Raffael terkesiap. "Pergi? Ke mana? Ini rumah kita."
"Bukan. Ini rumahku. Dan Arya. Kau bisa pergi ke mana pun kau mau. Tapi jangan pernah muncul di sini lagi, kecuali untuk mengurus perceraian kita. Dan untuk Arya, kau akan bertemu dengannya di luar. Aku tidak ingin dia melihatmu di sini, setelah semua kebohongan ini."
"Aleandra, jangan seperti ini. Aku mohon. Pikirkan Arya. Kita adalah keluarga." Raffael mencoba memainkan kartu Arya, tetapi Aleandra sudah kebal.
"Aku memikirkan Arya. Dan Arya tidak pantas memiliki ayah seorang penipu dan pembohong. Kau yang merusak keluarga ini, Raffael. Bukan aku."
Ketegasan Aleandra membuat Raffael menyadari bahwa ini bukan lagi gertakan. Matanya dipenuhi kepanikan yang nyata. "Aleandra, tolong... beri aku kesempatan lagi. Aku akan berubah. Aku akan membuktikan padamu."
"Terlambat, Raffael," Aleandra menggelengkan kepala. "Kepercayaan itu seperti kaca. Sekali pecah, tidak akan pernah bisa utuh kembali, meskipun kau mencoba merekatkannya. Aku sudah selesai. Kita sudah selesai."
Ada jeda panjang yang menyakitkan. Udara di antara mereka terasa tebal dengan pengkhianatan dan kehancuran. Raffael menatap Aleandra, mencoba menemukan celah, tetapi wajah wanita itu kini keras, dingin, dan asing baginya. Wanita yang selama ini begitu lembut, kini tampak seperti patung es.

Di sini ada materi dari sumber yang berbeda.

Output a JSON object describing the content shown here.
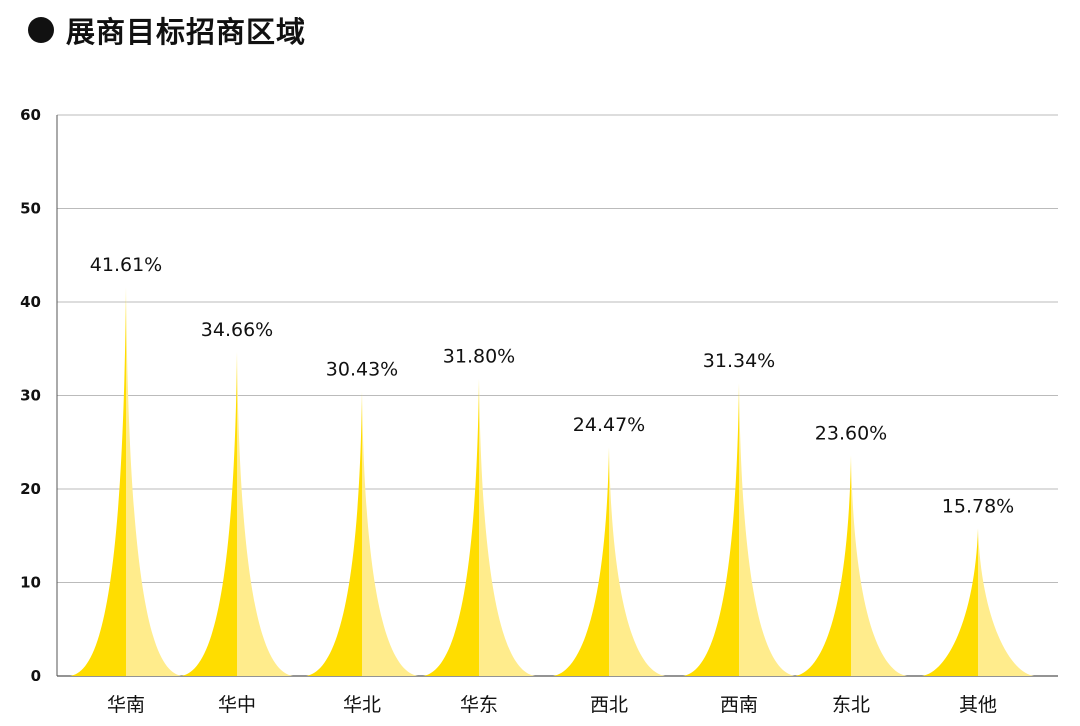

"Baiklah," kata Raffael akhirnya, suaranya rendah dan penuh kekalahan. Dia tahu bahwa tidak ada lagi yang bisa dia katakan untuk mengubah pikiran Aleandra. Tekad di mata Aleandra adalah final. Dia mengambil tas kerjanya, kunci mobilnya, dan beberapa barang yang tergeletak di ruang tamu.

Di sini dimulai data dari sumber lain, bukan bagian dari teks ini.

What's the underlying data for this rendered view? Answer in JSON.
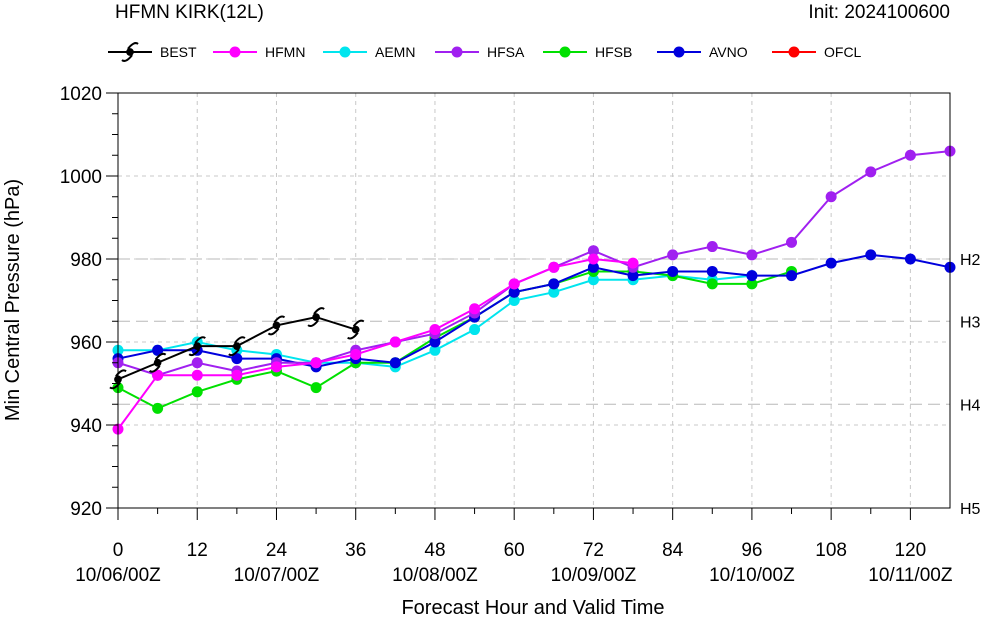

Sebelum dia melangkah keluar, Raffael menoleh lagi kepada Aleandra. "Kau akan menyesal, Aleandra. Kau tidak akan bisa tanpaku. Kau bukan apa-apa tanpa aku."
Kata-kata itu, yang seharusnya menyakitkan, justru memicu percikan api di mata Aleandra. Kemarahan yang tadi terpendam kini membakar. "Kita lihat saja, Raffael," jawab Aleandra, suaranya tajam dan penuh keyakinan yang baru ditemukan. "Kita lihat saja siapa yang akan menyesal pada akhirnya. Aku akan membuktikan padamu dan pada seluruh dunia bahwa kau salah. Aku akan bangkit, menjadi lebih kuat, dan kau akan menjadi penonton dari semua kesuksesanku."
Raffael menatapnya dengan tatapan tak percaya, seolah dia tidak mengenali wanita di depannya. Lalu, dengan desahan berat, dia membalikkan badan dan melangkah keluar dari apartemen itu, meninggalkan Aleandra sendirian dalam keheningan yang memekakkan.
Saat pintu tertutup di belakang Raffael, Aleandra akhirnya membiarkan air matanya mengalir deras. Kali ini, air mata itu bukan hanya karena kesedihan, tetapi juga karena tekad yang membara. Dunianya memang hancur, tetapi dia tidak akan membiarkan dirinya tenggelam dalam kehancuran itu. Demi Arya, demi harga dirinya, dan demi membalaskan sakit hati yang tak terhingga ini, Aleandra akan bangkit. Dia akan menunjukkan kepada Raffael dan mantan ibu mertuanya, yang selalu meremehkannya, bahwa mereka telah melakukan kesalahan besar. Ini bukan akhir dari segalanya. Ini adalah awal dari sebuah babak baru, di mana Aleandra akan menulis ulang takdirnya sendiri.